Are you suggesting that I take everything out of the tank, boil it, and then put it back? Isn't that essentially what I did after my tank crashed 6 weeks ago? Despite the presence of the filter sponges, won't I still have a massive cycle because of all of the bacteria I would be killing? I am sorry if that sounds skeptical, but I am having a lot of trouble understanding how this approach would work. It is, however, entirely possible that I am misunderstanding you.

Jessica

catfisher
06/22/2012, 08:15 PM
How old are your bulbs?

MedicalRower
06/22/2012, 08:19 PM
6 or 7 months. 4x31W T5HO with 2 LED moonlights. 2 of the 4 bulbs are 10k and the other 2 are actinic.

Decadence
06/22/2012, 08:20 PM
Syphon everything you have access to and then run the tank in darkness for five days. This means cover the tank so room or sunlight cannot get in either. This method will kill the cyano because it can't photosynthesize. You probably have quite a deal of nutrients leaching out of your live rock after the mass die-off. A refugium packed with macro algae will help deplete the nitrates and phosphate from the water column as it is leached off the rocks. This isn't a sure-fire way if ridding your tank of cyano but it is likely to work. The sure-fire method is "cooking" as mentioned before.
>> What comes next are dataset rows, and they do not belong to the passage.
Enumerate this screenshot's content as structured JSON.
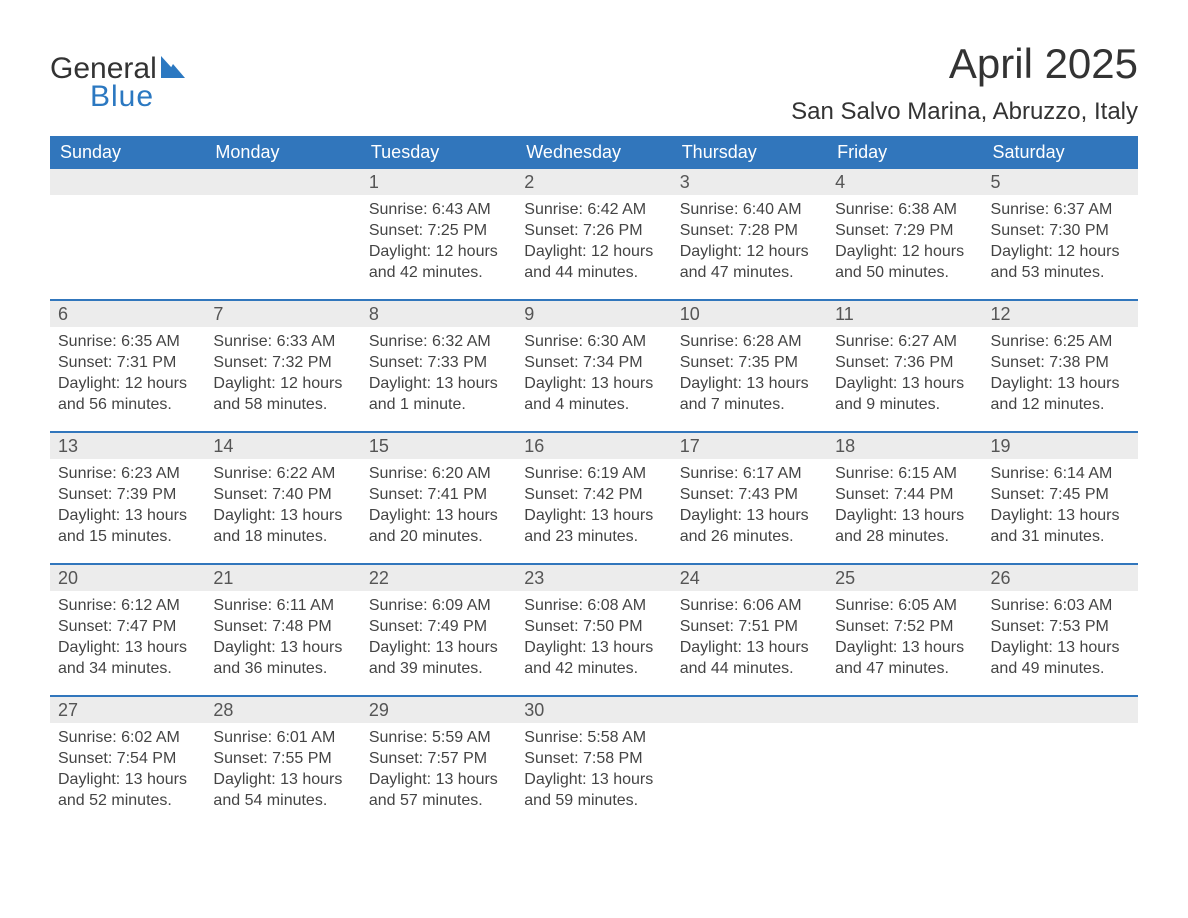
{
  "logo": {
    "text1": "General",
    "text2": "Blue",
    "text_color": "#333333",
    "accent_color": "#2b78c1"
  },
  "title": "April 2025",
  "subtitle": "San Salvo Marina, Abruzzo, Italy",
  "colors": {
    "header_bg": "#3176bc",
    "header_text": "#ffffff",
    "daynum_bg": "#ececec",
    "daynum_text": "#555555",
    "body_text": "#444444",
    "week_border": "#3176bc",
    "page_bg": "#ffffff"
  },
  "fonts": {
    "title_size_pt": 32,
    "subtitle_size_pt": 18,
    "dow_size_pt": 14,
    "daynum_size_pt": 14,
    "body_size_pt": 12,
    "family": "Arial"
  },
  "calendar": {
    "type": "table",
    "days_of_week": [
      "Sunday",
      "Monday",
      "Tuesday",
      "Wednesday",
      "Thursday",
      "Friday",
      "Saturday"
    ],
    "weeks": [
      [
        null,
        null,
        {
          "day": "1",
          "sunrise": "Sunrise: 6:43 AM",
          "sunset": "Sunset: 7:25 PM",
          "daylight": "Daylight: 12 hours and 42 minutes."
        },
        {
          "day": "2",
          "sunrise": "Sunrise: 6:42 AM",
          "sunset": "Sunset: 7:26 PM",
          "daylight": "Daylight: 12 hours and 44 minutes."
        },
        {
          "day": "3",
          "sunrise": "Sunrise: 6:40 AM",
          "sunset": "Sunset: 7:28 PM",
          "daylight": "Daylight: 12 hours and 47 minutes."
        },
        {
          "day": "4",
          "sunrise": "Sunrise: 6:38 AM",
          "sunset": "Sunset: 7:29 PM",
          "daylight": "Daylight: 12 hours and 50 minutes."
        },
        {
          "day": "5",
          "sunrise": "Sunrise: 6:37 AM",
          "sunset": "Sunset: 7:30 PM",
          "daylight": "Daylight: 12 hours and 53 minutes."
        }
      ],
      [
        {
          "day": "6",
          "sunrise": "Sunrise: 6:35 AM",
          "sunset": "Sunset: 7:31 PM",
          "daylight": "Daylight: 12 hours and 56 minutes."
        },
        {
          "day": "7",
          "sunrise": "Sunrise: 6:33 AM",
          "sunset": "Sunset: 7:32 PM",
          "daylight": "Daylight: 12 hours and 58 minutes."
        },
        {
          "day": "8",
          "sunrise": "Sunrise: 6:32 AM",
          "sunset": "Sunset: 7:33 PM",
          "daylight": "Daylight: 13 hours and 1 minute."
        },
        {
          "day": "9",
          "sunrise": "Sunrise: 6:30 AM",
          "sunset": "Sunset: 7:34 PM",
          "daylight": "Daylight: 13 hours and 4 minutes."
        },
        {
          "day": "10",
          "sunrise": "Sunrise: 6:28 AM",
          "sunset": "Sunset: 7:35 PM",
          "daylight": "Daylight: 13 hours and 7 minutes."
        },
        {
          "day": "11",
          "sunrise": "Sunrise: 6:27 AM",
          "sunset": "Sunset: 7:36 PM",
          "daylight": "Daylight: 13 hours and 9 minutes."
        },
        {
          "day": "12",
          "sunrise": "Sunrise: 6:25 AM",
          "sunset": "Sunset: 7:38 PM",
          "daylight": "Daylight: 13 hours and 12 minutes."
        }
      ],
      [
        {
          "day": "13",
          "sunrise": "Sunrise: 6:23 AM",
          "sunset": "Sunset: 7:39 PM",
          "daylight": "Daylight: 13 hours and 15 minutes."
        },
        {
          "day": "14",
          "sunrise": "Sunrise: 6:22 AM",
          "sunset": "Sunset: 7:40 PM",
          "daylight": "Daylight: 13 hours and 18 minutes."
        },
        {
          "day": "15",
          "sunrise": "Sunrise: 6:20 AM",
          "sunset": "Sunset: 7:41 PM",
          "daylight": "Daylight: 13 hours and 20 minutes."
        },
        {
          "day": "16",
          "sunrise": "Sunrise: 6:19 AM",
          "sunset": "Sunset: 7:42 PM",
          "daylight": "Daylight: 13 hours and 23 minutes."
        },
        {
          "day": "17",
          "sunrise": "Sunrise: 6:17 AM",
          "sunset": "Sunset: 7:43 PM",
          "daylight": "Daylight: 13 hours and 26 minutes."
        },
        {
          "day": "18",
          "sunrise": "Sunrise: 6:15 AM",
          "sunset": "Sunset: 7:44 PM",
          "daylight": "Daylight: 13 hours and 28 minutes."
        },
        {
          "day": "19",
          "sunrise": "Sunrise: 6:14 AM",
          "sunset": "Sunset: 7:45 PM",
          "daylight": "Daylight: 13 hours and 31 minutes."
        }
      ],
      [
        {
          "day": "20",
          "sunrise": "Sunrise: 6:12 AM",
          "sunset": "Sunset: 7:47 PM",
          "daylight": "Daylight: 13 hours and 34 minutes."
        },
        {
          "day": "21",
          "sunrise": "Sunrise: 6:11 AM",
          "sunset": "Sunset: 7:48 PM",
          "daylight": "Daylight: 13 hours and 36 minutes."
        },
        {
          "day": "22",
          "sunrise": "Sunrise: 6:09 AM",
          "sunset": "Sunset: 7:49 PM",
          "daylight": "Daylight: 13 hours and 39 minutes."
        },
        {
          "day": "23",
          "sunrise": "Sunrise: 6:08 AM",
          "sunset": "Sunset: 7:50 PM",
          "daylight": "Daylight: 13 hours and 42 minutes."
        },
        {
          "day": "24",
          "sunrise": "Sunrise: 6:06 AM",
          "sunset": "Sunset: 7:51 PM",
          "daylight": "Daylight: 13 hours and 44 minutes."
        },
        {
          "day": "25",
          "sunrise": "Sunrise: 6:05 AM",
          "sunset": "Sunset: 7:52 PM",
          "daylight": "Daylight: 13 hours and 47 minutes."
        },
        {
          "day": "26",
          "sunrise": "Sunrise: 6:03 AM",
          "sunset": "Sunset: 7:53 PM",
          "daylight": "Daylight: 13 hours and 49 minutes."
        }
      ],
      [
        {
          "day": "27",
          "sunrise": "Sunrise: 6:02 AM",
          "sunset": "Sunset: 7:54 PM",
          "daylight": "Daylight: 13 hours and 52 minutes."
        },
        {
          "day": "28",
          "sunrise": "Sunrise: 6:01 AM",
          "sunset": "Sunset: 7:55 PM",
          "daylight": "Daylight: 13 hours and 54 minutes."
        },
        {
          "day": "29",
          "sunrise": "Sunrise: 5:59 AM",
          "sunset": "Sunset: 7:57 PM",
          "daylight": "Daylight: 13 hours and 57 minutes."
        },
        {
          "day": "30",
          "sunrise": "Sunrise: 5:58 AM",
          "sunset": "Sunset: 7:58 PM",
          "daylight": "Daylight: 13 hours and 59 minutes."
        },
        null,
        null,
        null
      ]
    ]
  }
}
"Cooking" entails putting the live rock in the dark in buckets for a couple months with extreme flow around them to pull all of the phosphates out of the rocks, changing the water often.

Neptunes World
06/22/2012, 09:08 PM
First off, adding chemiclean does nothing to"clean your tank", it just makes the cyano go away, but, it is still in yur tank in another form. ALL matter on this earth never goes away, it just transforms into something else. So, lets say you have 10lbs (just for an example) of goo in your tank. Your tank looks red with cyano. You dose, it looks like it goes away and now you actually have 10.5 lbs of goo because you added more stuff to the tank. It didnt go away, it converted. A lot of that, if not all, went into the sand and rock (depending how porous it is). When your tank croaked, all that extra junk went into the sand and rock. Unless you soaked and cleaned everything in a dishwasher (impracticable for various reasons), all that nasty goo attached itself to rock and sand. You might have cleaned some, but, as you can see, there is so much there that even chemiclean cant get rid of it.
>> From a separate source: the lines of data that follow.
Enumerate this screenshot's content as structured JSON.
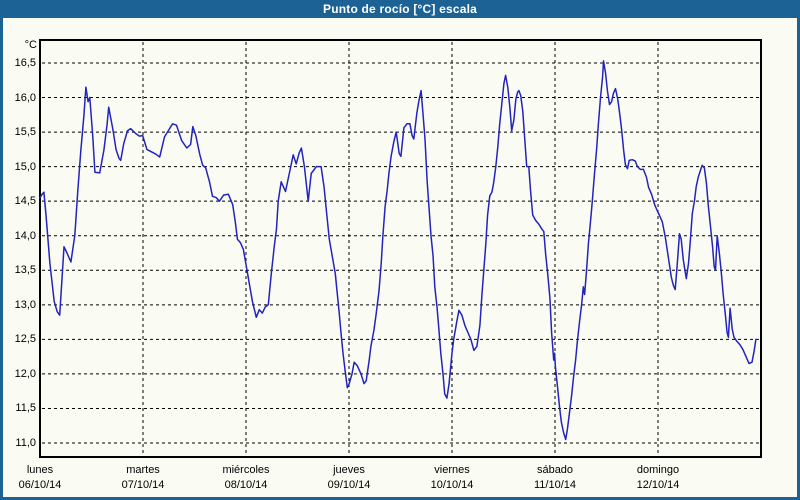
{
  "window": {
    "title": "Punto de rocío [°C] escala"
  },
  "theme": {
    "titlebar_bg": "#1d6295",
    "window_border": "#1d6295",
    "plot_bg": "#fafcf4",
    "line_color": "#2323bd",
    "grid_color": "#000000",
    "text_color": "#000000"
  },
  "chart_data": {
    "type": "line",
    "title": "Punto de rocío [°C] escala",
    "ylabel": "°C",
    "xlabel": "",
    "grid": true,
    "legend": "none",
    "ylim": [
      11.0,
      16.5
    ],
    "y_step": 0.5,
    "y_ticks": [
      {
        "label": "16,5",
        "value": 16.5
      },
      {
        "label": "16,0",
        "value": 16.0
      },
      {
        "label": "15,5",
        "value": 15.5
      },
      {
        "label": "15,0",
        "value": 15.0
      },
      {
        "label": "14,5",
        "value": 14.5
      },
      {
        "label": "14,0",
        "value": 14.0
      },
      {
        "label": "13,5",
        "value": 13.5
      },
      {
        "label": "13,0",
        "value": 13.0
      },
      {
        "label": "12,5",
        "value": 12.5
      },
      {
        "label": "12,0",
        "value": 12.0
      },
      {
        "label": "11,5",
        "value": 11.5
      },
      {
        "label": "11,0",
        "value": 11.0
      }
    ],
    "x_range_hours": [
      0,
      168
    ],
    "x_axis_days": [
      {
        "name": "lunes",
        "date": "06/10/14"
      },
      {
        "name": "martes",
        "date": "07/10/14"
      },
      {
        "name": "miércoles",
        "date": "08/10/14"
      },
      {
        "name": "jueves",
        "date": "09/10/14"
      },
      {
        "name": "viernes",
        "date": "10/10/14"
      },
      {
        "name": "sábado",
        "date": "11/10/14"
      },
      {
        "name": "domingo",
        "date": "12/10/14"
      }
    ],
    "series": [
      {
        "name": "Punto de rocío",
        "unit": "°C",
        "points": [
          [
            0,
            14.55
          ],
          [
            0.5,
            14.6
          ],
          [
            0.9,
            14.63
          ],
          [
            1.4,
            14.3
          ],
          [
            2.3,
            13.6
          ],
          [
            3.3,
            13.05
          ],
          [
            4,
            12.9
          ],
          [
            4.6,
            12.85
          ],
          [
            5.6,
            13.84
          ],
          [
            6.3,
            13.75
          ],
          [
            7.2,
            13.62
          ],
          [
            8.1,
            14
          ],
          [
            8.8,
            14.65
          ],
          [
            9.5,
            15.23
          ],
          [
            10.2,
            15.72
          ],
          [
            10.7,
            16.15
          ],
          [
            11.2,
            15.94
          ],
          [
            11.6,
            16
          ],
          [
            12.3,
            15.43
          ],
          [
            12.8,
            14.92
          ],
          [
            13.9,
            14.91
          ],
          [
            14.9,
            15.24
          ],
          [
            15.6,
            15.6
          ],
          [
            16,
            15.86
          ],
          [
            17,
            15.53
          ],
          [
            17.7,
            15.25
          ],
          [
            18.4,
            15.12
          ],
          [
            18.8,
            15.09
          ],
          [
            19.5,
            15.33
          ],
          [
            20.4,
            15.52
          ],
          [
            21.1,
            15.55
          ],
          [
            22.3,
            15.48
          ],
          [
            23.2,
            15.44
          ],
          [
            23.9,
            15.45
          ],
          [
            24.9,
            15.25
          ],
          [
            25.8,
            15.22
          ],
          [
            27,
            15.18
          ],
          [
            27.9,
            15.14
          ],
          [
            29,
            15.43
          ],
          [
            30.2,
            15.55
          ],
          [
            30.9,
            15.62
          ],
          [
            31.8,
            15.6
          ],
          [
            33,
            15.38
          ],
          [
            34.2,
            15.27
          ],
          [
            35.1,
            15.32
          ],
          [
            35.6,
            15.58
          ],
          [
            36.3,
            15.45
          ],
          [
            37.2,
            15.18
          ],
          [
            37.9,
            15.02
          ],
          [
            38.6,
            14.98
          ],
          [
            39.5,
            14.78
          ],
          [
            40.2,
            14.57
          ],
          [
            41.1,
            14.55
          ],
          [
            41.8,
            14.5
          ],
          [
            42.8,
            14.59
          ],
          [
            43.9,
            14.6
          ],
          [
            44.9,
            14.45
          ],
          [
            45.5,
            14.2
          ],
          [
            46,
            13.95
          ],
          [
            46.7,
            13.9
          ],
          [
            47.4,
            13.8
          ],
          [
            48.1,
            13.55
          ],
          [
            48.8,
            13.3
          ],
          [
            49.5,
            13.05
          ],
          [
            50.4,
            12.82
          ],
          [
            51.1,
            12.93
          ],
          [
            51.8,
            12.88
          ],
          [
            52.5,
            12.97
          ],
          [
            53.2,
            13
          ],
          [
            53.9,
            13.45
          ],
          [
            54.6,
            13.85
          ],
          [
            55.1,
            14.1
          ],
          [
            55.5,
            14.5
          ],
          [
            56.2,
            14.78
          ],
          [
            57.2,
            14.64
          ],
          [
            58.1,
            14.9
          ],
          [
            59,
            15.17
          ],
          [
            59.7,
            15.04
          ],
          [
            60.4,
            15.2
          ],
          [
            60.9,
            15.27
          ],
          [
            61.6,
            15
          ],
          [
            62.5,
            14.5
          ],
          [
            63.2,
            14.9
          ],
          [
            64.4,
            15
          ],
          [
            65.5,
            15
          ],
          [
            66.2,
            14.7
          ],
          [
            66.9,
            14.26
          ],
          [
            67.4,
            13.95
          ],
          [
            68.1,
            13.7
          ],
          [
            68.8,
            13.45
          ],
          [
            69.2,
            13.2
          ],
          [
            69.7,
            12.9
          ],
          [
            70.2,
            12.55
          ],
          [
            70.6,
            12.3
          ],
          [
            71.1,
            12.05
          ],
          [
            71.6,
            11.8
          ],
          [
            72,
            11.85
          ],
          [
            72.7,
            12
          ],
          [
            73.2,
            12.17
          ],
          [
            73.9,
            12.12
          ],
          [
            74.8,
            12
          ],
          [
            75.5,
            11.86
          ],
          [
            76,
            11.9
          ],
          [
            76.7,
            12.2
          ],
          [
            77.1,
            12.4
          ],
          [
            77.8,
            12.63
          ],
          [
            78.3,
            12.85
          ],
          [
            79,
            13.2
          ],
          [
            79.5,
            13.6
          ],
          [
            79.9,
            14
          ],
          [
            80.4,
            14.42
          ],
          [
            80.9,
            14.66
          ],
          [
            81.3,
            14.9
          ],
          [
            81.8,
            15.15
          ],
          [
            82.5,
            15.38
          ],
          [
            83,
            15.5
          ],
          [
            83.7,
            15.19
          ],
          [
            84.1,
            15.15
          ],
          [
            84.8,
            15.56
          ],
          [
            85.5,
            15.62
          ],
          [
            86.2,
            15.62
          ],
          [
            86.7,
            15.45
          ],
          [
            87.1,
            15.4
          ],
          [
            87.8,
            15.77
          ],
          [
            88.3,
            15.96
          ],
          [
            88.8,
            16.1
          ],
          [
            89.2,
            15.8
          ],
          [
            89.7,
            15.4
          ],
          [
            90.2,
            14.8
          ],
          [
            90.6,
            14.45
          ],
          [
            91.1,
            14
          ],
          [
            91.6,
            13.7
          ],
          [
            92,
            13.26
          ],
          [
            92.5,
            12.97
          ],
          [
            92.9,
            12.68
          ],
          [
            93.4,
            12.3
          ],
          [
            93.9,
            12
          ],
          [
            94.3,
            11.71
          ],
          [
            94.8,
            11.65
          ],
          [
            95.3,
            11.85
          ],
          [
            96,
            12.3
          ],
          [
            96.4,
            12.5
          ],
          [
            97.1,
            12.75
          ],
          [
            97.6,
            12.92
          ],
          [
            98.3,
            12.85
          ],
          [
            99,
            12.7
          ],
          [
            99.7,
            12.6
          ],
          [
            100.4,
            12.5
          ],
          [
            101.1,
            12.34
          ],
          [
            101.8,
            12.4
          ],
          [
            102.5,
            12.7
          ],
          [
            103,
            13.16
          ],
          [
            103.4,
            13.5
          ],
          [
            103.9,
            13.9
          ],
          [
            104.3,
            14.3
          ],
          [
            104.8,
            14.58
          ],
          [
            105.3,
            14.63
          ],
          [
            105.7,
            14.76
          ],
          [
            106.2,
            15
          ],
          [
            106.7,
            15.3
          ],
          [
            107.1,
            15.6
          ],
          [
            107.6,
            15.91
          ],
          [
            108.1,
            16.2
          ],
          [
            108.5,
            16.32
          ],
          [
            109,
            16.15
          ],
          [
            109.5,
            15.85
          ],
          [
            109.9,
            15.52
          ],
          [
            110.4,
            15.67
          ],
          [
            110.9,
            15.98
          ],
          [
            111.3,
            16.08
          ],
          [
            111.6,
            16.1
          ],
          [
            112,
            16.03
          ],
          [
            112.5,
            15.8
          ],
          [
            112.9,
            15.45
          ],
          [
            113.4,
            15
          ],
          [
            113.9,
            15
          ],
          [
            114.3,
            14.66
          ],
          [
            114.8,
            14.3
          ],
          [
            115.5,
            14.22
          ],
          [
            116.2,
            14.17
          ],
          [
            116.9,
            14.1
          ],
          [
            117.4,
            14.06
          ],
          [
            117.8,
            13.74
          ],
          [
            118.3,
            13.45
          ],
          [
            118.8,
            13.1
          ],
          [
            119.2,
            12.6
          ],
          [
            119.7,
            12.2
          ],
          [
            119.9,
            12.3
          ],
          [
            120.1,
            12.1
          ],
          [
            120.6,
            11.8
          ],
          [
            121.1,
            11.5
          ],
          [
            121.5,
            11.3
          ],
          [
            122,
            11.15
          ],
          [
            122.5,
            11.05
          ],
          [
            122.9,
            11.2
          ],
          [
            123.4,
            11.45
          ],
          [
            123.9,
            11.7
          ],
          [
            124.3,
            11.95
          ],
          [
            124.8,
            12.2
          ],
          [
            125.2,
            12.46
          ],
          [
            125.7,
            12.75
          ],
          [
            126.2,
            13
          ],
          [
            126.6,
            13.26
          ],
          [
            126.9,
            13.15
          ],
          [
            127.3,
            13.45
          ],
          [
            127.8,
            13.9
          ],
          [
            128.3,
            14.22
          ],
          [
            128.7,
            14.5
          ],
          [
            129.2,
            14.9
          ],
          [
            129.7,
            15.25
          ],
          [
            130.1,
            15.6
          ],
          [
            130.6,
            16
          ],
          [
            131.1,
            16.3
          ],
          [
            131.3,
            16.53
          ],
          [
            131.8,
            16.35
          ],
          [
            132.2,
            16.1
          ],
          [
            132.7,
            15.9
          ],
          [
            133.2,
            15.94
          ],
          [
            133.6,
            16.06
          ],
          [
            134.1,
            16.13
          ],
          [
            134.6,
            15.98
          ],
          [
            135,
            15.8
          ],
          [
            135.5,
            15.55
          ],
          [
            136,
            15.23
          ],
          [
            136.4,
            15.03
          ],
          [
            136.9,
            14.97
          ],
          [
            137.3,
            15.09
          ],
          [
            138,
            15.1
          ],
          [
            138.7,
            15.08
          ],
          [
            139.2,
            15
          ],
          [
            139.9,
            14.96
          ],
          [
            140.6,
            14.96
          ],
          [
            141.3,
            14.85
          ],
          [
            141.8,
            14.7
          ],
          [
            142.5,
            14.6
          ],
          [
            143.2,
            14.45
          ],
          [
            143.9,
            14.35
          ],
          [
            144.3,
            14.3
          ],
          [
            145,
            14.2
          ],
          [
            145.7,
            13.98
          ],
          [
            146.4,
            13.69
          ],
          [
            147.1,
            13.4
          ],
          [
            147.6,
            13.28
          ],
          [
            148,
            13.22
          ],
          [
            148.5,
            13.6
          ],
          [
            149,
            14.03
          ],
          [
            149.4,
            13.95
          ],
          [
            149.9,
            13.65
          ],
          [
            150.6,
            13.38
          ],
          [
            151.1,
            13.6
          ],
          [
            151.5,
            13.9
          ],
          [
            152,
            14.32
          ],
          [
            152.5,
            14.51
          ],
          [
            152.9,
            14.71
          ],
          [
            153.4,
            14.85
          ],
          [
            153.9,
            14.95
          ],
          [
            154.3,
            15.02
          ],
          [
            154.8,
            14.98
          ],
          [
            155.3,
            14.75
          ],
          [
            155.7,
            14.45
          ],
          [
            156.2,
            14.15
          ],
          [
            156.7,
            13.85
          ],
          [
            157.1,
            13.55
          ],
          [
            157.4,
            13.5
          ],
          [
            157.8,
            14
          ],
          [
            158.3,
            13.74
          ],
          [
            158.7,
            13.5
          ],
          [
            159.2,
            13.15
          ],
          [
            159.7,
            12.85
          ],
          [
            160.1,
            12.6
          ],
          [
            160.4,
            12.53
          ],
          [
            160.8,
            12.95
          ],
          [
            161.3,
            12.65
          ],
          [
            161.7,
            12.53
          ],
          [
            162.4,
            12.47
          ],
          [
            163.1,
            12.42
          ],
          [
            163.8,
            12.35
          ],
          [
            164.5,
            12.25
          ],
          [
            165.2,
            12.15
          ],
          [
            165.9,
            12.17
          ],
          [
            166.4,
            12.33
          ],
          [
            166.8,
            12.5
          ]
        ]
      }
    ]
  }
}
you ever drain your tank down to see the sides with slime? Thats your poop eating bacteria. Its on the glass, sand, in the rocks and everywhere else. Throw a sponge in there and let it soak for 3 weeks and it too will have a coating of bacteria. You can then take out your rock and sand and cook away because the sponge will be eating the waste. Check out/research posts on cooking the rock. Cook your rock and sand and then put it back in the tank. Watch your feedings, stay away from red/yellow lighting and you should not have any problems for a while if at all.
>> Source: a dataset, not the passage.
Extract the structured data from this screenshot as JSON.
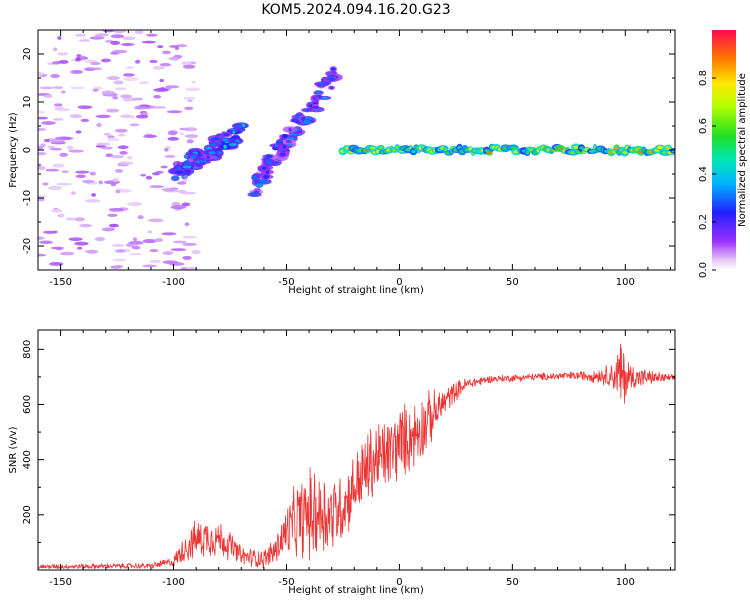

Your clean up crew poops also. If you have a lot of poopers, then they are just gonna poop out the algae thats causing high nutrients, its kind of a vicious circle. You have to take OUT the bad suff, unless your gonna follow them around with a snail and crab pooper scooper upper. :eek2: :o

sponger0
06/23/2012, 07:10 AM
The fact is you still have the same nutrients leaching from the rock that cause the problem before. Nuisance algae needs phosphates and nitrates to grow. Turning the lights off doesnt get those out of your tank. So it will continue to return unless you address the issue.

Water changes weekly and syphoning out the cyano worked well for me. Actually worked better than anything else. It took me 3 months before I won the battle. Its been 4 months and the stuff has never returned.